BCMA loss in the epoch of novel immunotherapy for multiple myeloma: from biology to clinical practice

Abstract

The treatment of multiple myeloma (MM) is evolving rapidly. In the past few years, chimeric antigen receptor modified T cells and bispecific antibodies are bringing new treatment options to patients with relapsed/refractory MM. Currently, B-cell maturation antigen (BCMA) has emerged as the most commonly used target of T-cell-based immunotherapies for relapsed/refractory MM. Clinical data have demonstrated promising efficacy and manageable safety profiles of both chimeric antigen receptor T-cell and bispecific antibody therapies in heavily pretreated relapsed/refractory MM. However, most patients suffer from relapses at later time points, and the mechanism of resistance remains largely unknown. Theoretically, loss of antigen is a potential tumor-intrinsic resistance mechanism against BCMA-targeted immunotherapies. Strategies to overcome this kind of drug resistance are, therefore, needed. In this review, we discuss the loss of BCMA in the new epoch of immunotherapy for MM.

Figure 1.

BCMA loss following targeted immunotherapies. (A) BCMA-directed immunotherapies.
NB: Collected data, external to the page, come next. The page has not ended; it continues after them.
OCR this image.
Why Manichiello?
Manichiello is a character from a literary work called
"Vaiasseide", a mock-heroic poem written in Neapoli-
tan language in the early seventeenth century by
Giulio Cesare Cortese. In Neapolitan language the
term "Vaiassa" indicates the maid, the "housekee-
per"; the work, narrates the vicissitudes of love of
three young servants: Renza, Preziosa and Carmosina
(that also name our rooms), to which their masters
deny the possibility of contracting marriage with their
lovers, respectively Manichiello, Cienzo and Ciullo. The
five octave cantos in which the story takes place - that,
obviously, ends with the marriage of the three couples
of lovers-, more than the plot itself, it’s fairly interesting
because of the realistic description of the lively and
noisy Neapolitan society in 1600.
At present, anti-BCMA chimeric antigen receptor modified (CAR) T cells, bispecific antibodies, and antibody-drug conjugates are available for the treatment of relapsed/refractory multiple myeloma (MM). γ-secretase can shed BCMA from the membrane of MM cells and can subsequently release soluble BCMA into the blood stream. An increase of soluble BCMA level can lead to a decline of BCMA-binding capacity on MM cells. BCMA could be transferred to CAR T cells via trogocytosis, resulting in reversible partial BCMA loss. (B) Irreversible complete BCMA loss. In patients with irreversible complete BCMA loss, which is caused by homozygous BCMA gene deletion, other immunotargets could be considered for further treatments, e.g. CD38, FcRH5, GPRC5D, CD19, and SLAMF7. Multi-specific immunotherapies targeting more than one antigen seem to be a promising strategy to prevent drug resistance due to the loss of a single antigen. (C) Reversible partial BCMA loss. γ-secretase inhibition is one option to increase BCMA density on MM cells. When the BCMA expression level recovers at later time-points, anti-BCMA retreatment could be considered. ADC: antibody drug conjugate; BCMA: B-cell maturation antigen; BsAb; bispecific antibody; CAR T-cell; chimeric antigen receptor modified T cell; FcRH5: Fc receptor-homolog 5; GPRC5D; G protein coupled receptor class C group 5 member D; MM: multiple myeloma; RR: relapsed/refractory; sBCMA; soluble BCMA; SLAMF7: signaling lymphocytic activation molecule F7.